Early enamel lesion

The initial enamel lesion results when the pH level at the tooth surface is lower than that which can be counterbalanced by remineralisation in depth, but is not low enough to inhibit surface remineralisation. The acid ions penetrate deeply into the prism sheath porosities leading to subsurface demineralisation. The tooth surface may remain intact because remineralisation occurs preferentially at the surface due to increased levels of Ca2+ and HPO43- ions, fluoride ions, and buffering by salivary products.

The clinical characteristics of these lesions include

1. loss of normal translucency of enamel with a chalky white appearance, particularly when dehydrated.

2. a fragile surface layer susceptible to damage from probing, particularly in pits and fissures.

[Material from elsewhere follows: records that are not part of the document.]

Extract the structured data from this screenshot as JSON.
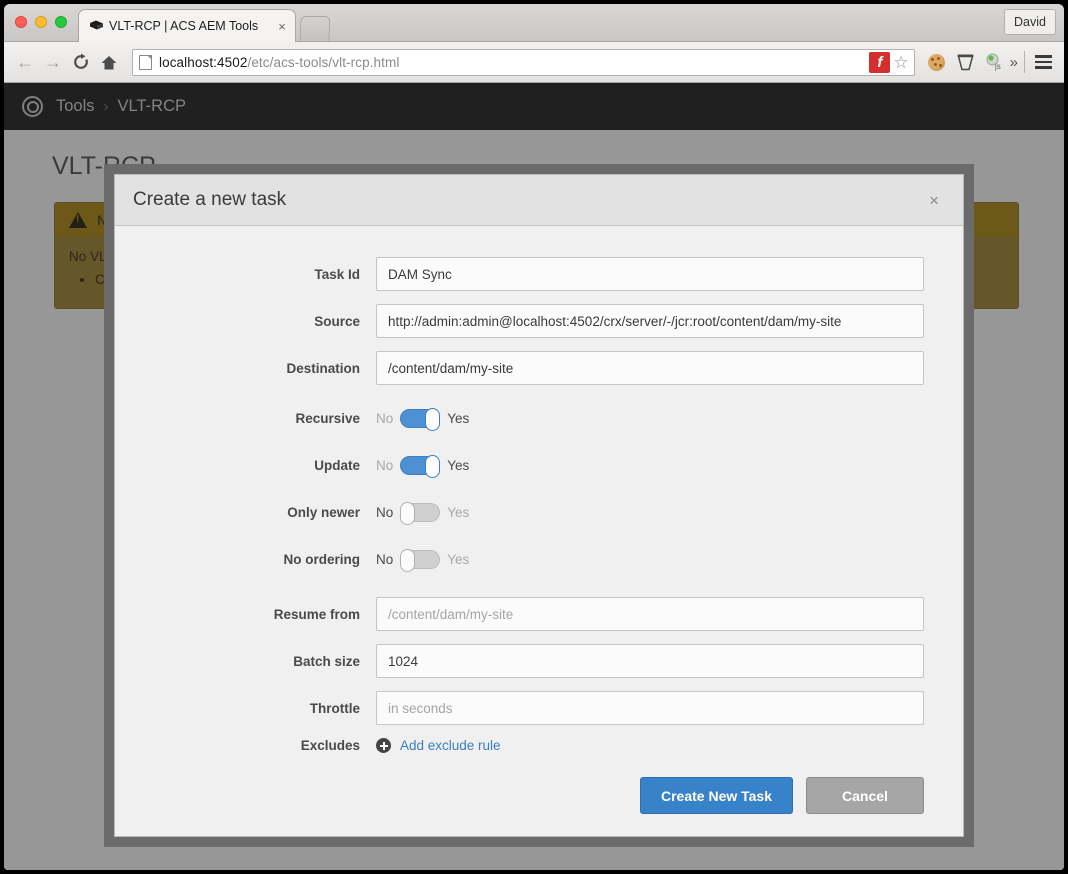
{
  "browser": {
    "tab": {
      "title": "VLT-RCP | ACS AEM Tools",
      "close_label": "×",
      "favicon": "vlt-favicon"
    },
    "profile_label": "David",
    "nav": {
      "back": "←",
      "forward": "→",
      "reload": "⟳",
      "home": "⌂"
    },
    "url": {
      "host": "localhost:4502",
      "path": "/etc/acs-tools/vlt-rcp.html"
    },
    "omnibox_icons": {
      "flash": "f",
      "bookmark_star": "☆"
    },
    "toolbar_icons": {
      "cookie": "cookie-icon",
      "bin": "bin-icon",
      "js": "js-icon",
      "more": "»",
      "menu": "hamburger-icon"
    }
  },
  "aem": {
    "logo": "adobe-experience-manager-logo",
    "breadcrumb": {
      "root": "Tools",
      "separator": "›",
      "current": "VLT-RCP"
    },
    "page_title": "VLT-RCP",
    "alert": {
      "heading": "No tasks found",
      "body": "No VLT-RCP tasks have been created yet.",
      "bullets": [
        "Create a new task to get started."
      ]
    }
  },
  "modal": {
    "title": "Create a new task",
    "close_label": "×",
    "fields": {
      "task_id": {
        "label": "Task Id",
        "value": "DAM Sync",
        "placeholder": ""
      },
      "source": {
        "label": "Source",
        "value": "http://admin:admin@localhost:4502/crx/server/-/jcr:root/content/dam/my-site",
        "placeholder": ""
      },
      "destination": {
        "label": "Destination",
        "value": "/content/dam/my-site",
        "placeholder": ""
      },
      "resume_from": {
        "label": "Resume from",
        "value": "",
        "placeholder": "/content/dam/my-site"
      },
      "batch_size": {
        "label": "Batch size",
        "value": "1024",
        "placeholder": ""
      },
      "throttle": {
        "label": "Throttle",
        "value": "",
        "placeholder": "in seconds"
      }
    },
    "switches": {
      "off_label": "No",
      "on_label": "Yes",
      "recursive": {
        "label": "Recursive",
        "state": "Yes"
      },
      "update": {
        "label": "Update",
        "state": "Yes"
      },
      "only_newer": {
        "label": "Only newer",
        "state": "No"
      },
      "no_ordering": {
        "label": "No ordering",
        "state": "No"
      }
    },
    "excludes": {
      "label": "Excludes",
      "add_link": "Add exclude rule",
      "icon": "plus-circle-icon"
    },
    "buttons": {
      "primary": "Create New Task",
      "secondary": "Cancel"
    }
  },
  "colors": {
    "accent_blue": "#3782c8",
    "switch_on": "#4d91d4",
    "link_blue": "#3c7ebf",
    "alert_bg": "#9a7f2e",
    "alert_head_bg": "#a4820f",
    "header_dark": "#1a1a1a"
  }
}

3. increased porosity, particularly of the subsurface with increased potential for uptake of stain

4. reduced density of the subsurface, which may be detectable radiographically or with transillumination.

5. a potential for remineralisation, with an increased resistance to further acid challenge particularly with the use of enhanced remineralisation treatments

The size of the sub-surface lesion may progress until the underlying dentine becomes involved and demineralised. Interproximal lesions, will then become detectable radiographically. Even so, the surface of the tooth may remain intact, and the lesion may still be reversible.

In reversing incipient enamel lesions, the ideal is to regain the original density of enamel. In reality, there may be only partial replacement of subsurface density. Even so the partially remineralised incipient lesion in the enamel will be more resistant to further acid demineralisation than normal enamel and physically stronger as well. Hence, it is preferable, where the patient is maintaining good home care, to observe the lesion over time rather than restore immediately and deny possible remineralisation.